Любви и дружбы первая пора.

И. ‑ В. Гете

Мысль о том, что нашего театра больше нет, что утром не нужно мчаться на репетицию, а вечером — волноваться перед спектаклем, — мысль, сначала казавшаяся чудовищной, нереальной, постепенно входила в сознание, овладевала им. И чем яснее становилось настоящее, тем туманнее представлялось будущее. Жизнь наша изменилась — телефон звонил редко, приглашений не следовало. Да я и не хотела нигде бывать — «Так тяжело ходить среди людей и притворяться не погибшим». К тому же характерная «туберкулезная» температура свидетельствовала об очередной вспышке болезни моей юности.

Дома у нас по-прежнему было людно, только вместо бутылки вина для гостей на столе стояли пузырьки с сердечными каплями. Не зная, куда себя деть, мои товарищи по театру, по всей жизни целыми днями неприкаянно слонялись по комнатам. Может, их гнала к нам не только дружба, привычка, но и неосознанная надежда — вдруг Берсенев, как всегда, что-то объяснит, обнадежит, объявит. Но он молчал. И стоило мне повернуть голову, как взгляд упирался в потемневшие, запавшие глаза мужа.

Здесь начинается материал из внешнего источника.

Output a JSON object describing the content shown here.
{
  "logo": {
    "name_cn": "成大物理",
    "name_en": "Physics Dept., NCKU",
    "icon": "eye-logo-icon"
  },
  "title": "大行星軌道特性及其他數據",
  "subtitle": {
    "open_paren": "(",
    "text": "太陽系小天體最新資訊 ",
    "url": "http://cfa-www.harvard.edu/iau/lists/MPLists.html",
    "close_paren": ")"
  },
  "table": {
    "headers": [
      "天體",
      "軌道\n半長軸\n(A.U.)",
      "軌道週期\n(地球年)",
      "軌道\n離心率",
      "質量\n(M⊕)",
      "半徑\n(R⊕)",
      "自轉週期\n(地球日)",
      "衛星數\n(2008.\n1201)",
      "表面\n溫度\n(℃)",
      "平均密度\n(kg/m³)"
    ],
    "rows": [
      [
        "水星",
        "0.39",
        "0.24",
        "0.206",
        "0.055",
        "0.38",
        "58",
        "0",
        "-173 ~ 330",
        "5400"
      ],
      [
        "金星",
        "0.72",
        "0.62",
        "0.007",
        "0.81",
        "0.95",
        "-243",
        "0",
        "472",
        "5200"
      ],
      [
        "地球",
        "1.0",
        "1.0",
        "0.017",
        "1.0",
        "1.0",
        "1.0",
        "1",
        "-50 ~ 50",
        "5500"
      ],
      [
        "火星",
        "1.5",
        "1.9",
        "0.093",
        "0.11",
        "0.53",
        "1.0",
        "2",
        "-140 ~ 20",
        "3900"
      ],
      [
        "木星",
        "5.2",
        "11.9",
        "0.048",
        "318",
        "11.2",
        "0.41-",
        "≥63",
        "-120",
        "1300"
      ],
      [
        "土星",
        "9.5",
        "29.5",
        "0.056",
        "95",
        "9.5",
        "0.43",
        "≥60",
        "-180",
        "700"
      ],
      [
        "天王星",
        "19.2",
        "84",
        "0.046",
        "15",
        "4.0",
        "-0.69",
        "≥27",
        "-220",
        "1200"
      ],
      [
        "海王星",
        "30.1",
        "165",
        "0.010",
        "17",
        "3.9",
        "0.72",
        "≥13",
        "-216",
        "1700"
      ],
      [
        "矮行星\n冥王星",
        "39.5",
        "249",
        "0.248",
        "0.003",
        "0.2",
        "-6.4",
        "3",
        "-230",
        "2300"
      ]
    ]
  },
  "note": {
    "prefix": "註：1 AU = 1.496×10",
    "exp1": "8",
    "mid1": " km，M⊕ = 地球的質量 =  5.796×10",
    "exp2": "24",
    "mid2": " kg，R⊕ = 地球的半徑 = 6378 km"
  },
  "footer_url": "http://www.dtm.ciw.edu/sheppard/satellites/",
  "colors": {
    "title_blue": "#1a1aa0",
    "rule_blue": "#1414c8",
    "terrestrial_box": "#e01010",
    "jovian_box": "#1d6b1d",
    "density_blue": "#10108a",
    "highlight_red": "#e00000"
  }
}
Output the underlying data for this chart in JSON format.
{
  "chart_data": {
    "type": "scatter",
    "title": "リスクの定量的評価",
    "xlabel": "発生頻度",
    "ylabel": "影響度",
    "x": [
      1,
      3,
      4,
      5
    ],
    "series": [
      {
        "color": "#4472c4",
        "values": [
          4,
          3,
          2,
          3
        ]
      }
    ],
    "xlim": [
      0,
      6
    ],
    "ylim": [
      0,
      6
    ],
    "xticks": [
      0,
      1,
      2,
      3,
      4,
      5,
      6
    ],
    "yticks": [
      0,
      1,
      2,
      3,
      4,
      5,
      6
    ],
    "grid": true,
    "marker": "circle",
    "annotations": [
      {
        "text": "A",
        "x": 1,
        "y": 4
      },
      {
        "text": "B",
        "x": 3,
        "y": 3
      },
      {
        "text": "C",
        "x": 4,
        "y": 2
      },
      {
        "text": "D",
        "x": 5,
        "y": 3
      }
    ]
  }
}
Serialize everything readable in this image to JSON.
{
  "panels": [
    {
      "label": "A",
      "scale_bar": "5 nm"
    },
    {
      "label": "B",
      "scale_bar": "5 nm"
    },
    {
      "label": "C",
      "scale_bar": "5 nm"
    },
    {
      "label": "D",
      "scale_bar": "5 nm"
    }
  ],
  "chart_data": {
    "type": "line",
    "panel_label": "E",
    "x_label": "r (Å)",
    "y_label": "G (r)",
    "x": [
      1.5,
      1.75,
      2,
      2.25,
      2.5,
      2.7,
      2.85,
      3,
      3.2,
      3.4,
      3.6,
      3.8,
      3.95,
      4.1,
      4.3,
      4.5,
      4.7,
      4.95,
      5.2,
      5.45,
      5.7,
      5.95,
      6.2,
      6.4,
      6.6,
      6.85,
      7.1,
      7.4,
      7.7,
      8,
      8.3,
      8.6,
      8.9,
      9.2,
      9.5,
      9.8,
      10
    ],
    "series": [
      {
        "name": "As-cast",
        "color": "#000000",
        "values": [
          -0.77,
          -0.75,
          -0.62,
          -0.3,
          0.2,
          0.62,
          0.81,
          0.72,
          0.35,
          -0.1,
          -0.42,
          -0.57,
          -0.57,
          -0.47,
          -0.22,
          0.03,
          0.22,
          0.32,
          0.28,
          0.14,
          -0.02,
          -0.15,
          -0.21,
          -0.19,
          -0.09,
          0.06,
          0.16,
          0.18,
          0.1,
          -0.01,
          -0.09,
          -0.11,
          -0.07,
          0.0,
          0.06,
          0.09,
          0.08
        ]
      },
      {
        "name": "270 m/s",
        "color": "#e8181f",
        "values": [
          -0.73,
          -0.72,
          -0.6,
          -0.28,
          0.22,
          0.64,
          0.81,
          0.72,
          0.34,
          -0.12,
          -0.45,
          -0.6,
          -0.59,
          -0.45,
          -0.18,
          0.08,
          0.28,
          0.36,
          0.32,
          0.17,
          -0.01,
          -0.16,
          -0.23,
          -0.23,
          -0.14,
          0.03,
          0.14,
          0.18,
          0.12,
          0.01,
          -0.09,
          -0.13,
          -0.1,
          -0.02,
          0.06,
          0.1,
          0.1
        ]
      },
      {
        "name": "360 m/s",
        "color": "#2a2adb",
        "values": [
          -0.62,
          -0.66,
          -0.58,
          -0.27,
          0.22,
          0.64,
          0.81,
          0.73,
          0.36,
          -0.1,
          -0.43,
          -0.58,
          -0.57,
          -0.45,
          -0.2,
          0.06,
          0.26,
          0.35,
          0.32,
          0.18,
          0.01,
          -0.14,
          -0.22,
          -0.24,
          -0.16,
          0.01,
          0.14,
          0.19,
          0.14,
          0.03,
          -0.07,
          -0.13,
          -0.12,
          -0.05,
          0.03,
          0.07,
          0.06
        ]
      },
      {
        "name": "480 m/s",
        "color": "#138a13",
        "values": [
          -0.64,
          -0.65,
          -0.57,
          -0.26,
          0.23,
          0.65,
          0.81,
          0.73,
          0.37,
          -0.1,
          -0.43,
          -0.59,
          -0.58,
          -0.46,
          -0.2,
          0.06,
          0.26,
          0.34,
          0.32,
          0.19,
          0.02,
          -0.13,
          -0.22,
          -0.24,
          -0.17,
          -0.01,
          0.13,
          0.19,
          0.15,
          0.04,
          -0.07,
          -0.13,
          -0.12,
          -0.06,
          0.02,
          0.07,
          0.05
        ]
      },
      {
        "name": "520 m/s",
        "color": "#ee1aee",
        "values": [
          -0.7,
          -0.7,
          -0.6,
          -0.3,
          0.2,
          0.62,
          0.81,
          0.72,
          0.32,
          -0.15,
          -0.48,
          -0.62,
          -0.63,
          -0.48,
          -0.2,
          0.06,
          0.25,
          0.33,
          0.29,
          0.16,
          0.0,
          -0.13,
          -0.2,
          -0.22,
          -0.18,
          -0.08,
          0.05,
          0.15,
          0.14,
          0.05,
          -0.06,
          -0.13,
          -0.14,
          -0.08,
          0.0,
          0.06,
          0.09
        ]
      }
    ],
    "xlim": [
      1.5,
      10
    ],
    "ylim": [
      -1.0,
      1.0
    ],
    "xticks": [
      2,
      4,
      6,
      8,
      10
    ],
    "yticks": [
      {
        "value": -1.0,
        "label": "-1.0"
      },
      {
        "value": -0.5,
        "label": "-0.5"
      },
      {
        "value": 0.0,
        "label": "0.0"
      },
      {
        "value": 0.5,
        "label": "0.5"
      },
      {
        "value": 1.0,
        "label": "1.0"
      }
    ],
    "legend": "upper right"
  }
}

Тягостно плыли похожие дни. Однажды, не выдержав этого гнетущего настроения, я одна села в пригородный поезд и поехала в лес. Чуть очнувшиеся от зимы деревья за окном неторопливого вагона вдруг живо напомнили детство, проведенное в тесной близости с природой, или, может, сказалась давняя привычка — в тяжелые минуты обращаться мыслями к чему-то спасительно радостному, пусть далекому, но утишающему сегодняшнюю боль. Так или иначе, я охотно погрузилась в воспоминания первых лет моего бытия на земле — дивного и счастливого периода, оказавшего сильное влияние на всю последующую {371} жизнь. Кстати, и сейчас, работая над этой книгой и вновь пережив трагедию моего любимого театра, я чувствую необходимость сердцем отдохнуть на других, «успокоительных» воспоминаниях.

«Так исчезают заблужденья
С измученной души моей,
И возникают в ней виденья
Первоначальных чистых дней».

Да, возникают виденья, они возвращают меня к детству и ранней юности. Мне хочется рассказать о семье, в которой я росла, о близких и любимых людях. И о куче родственников — ведь когда-то родство обязывало к встречам, взаимным интересам и постоянной связи с многими людьми. Они не имели отношения к театру — главной теме моего рассказа, — но дороги мне как часть моей жизни — под их воздействием я росла. Кроме того, они представляют некую общественную или историческую среду, которая, мне кажется, может заинтересовать читателей.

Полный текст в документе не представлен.